西日本〜東日本南部(東経130-140度、北緯32.5度-37.5度)で平均した、高度約1500mの気温に対する発生頻度の確率分布を示す。赤実線は現実的な(地球温暖化を含む)気候条件下、青実線は、地球温暖化がなかったと仮定した場合(非温暖化)の気候条件下における気温の出現頻度。薄い赤色は平年(1991~2020年の30年間)の7月11日〜25日の現実的な気候条件を、青色の山型は非温暖化条件下における出現頻度を示す。黒破線は同期間の観測値を示す。(分析・執筆:東京大学大気海洋研究所 高橋千陽)

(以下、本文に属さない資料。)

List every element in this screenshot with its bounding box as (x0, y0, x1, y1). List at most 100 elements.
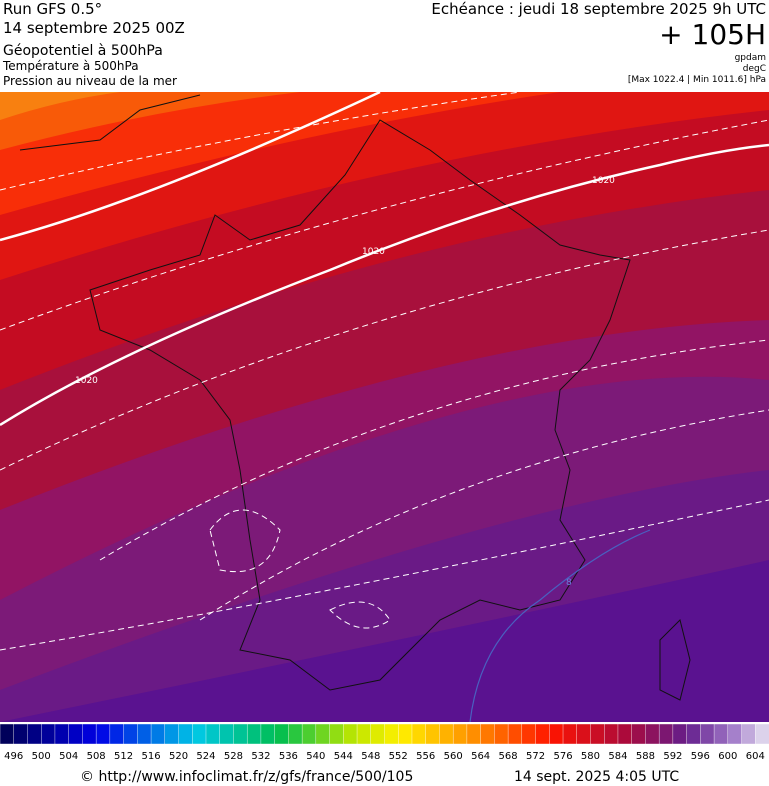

気象学や気候科学の専門家から構成する、「極端気象アトリビューションセンター(WAC)」は8月3日、2026年7月中旬から下旬前半にかけて日本列島を襲った記録的な高温について、地球温暖化がなければ「ほぼ起こり得なかった」とする分析結果を公表した。
WACは、東京大学大気海洋研究所の渡部雅浩・教授らが共同代表を務める。異常気象や極端気象について、人為的な活動による地球温暖化や気候変動がどの程度影響を与えたのか調査する組織だ。
この度のWACの調査では、「イベント・アトリビューション(EA)」という手法を用いて分析した。EAは、人為的な活動によって気候変動にどの程度影響を与えたのかを定量的に評価する手法だ。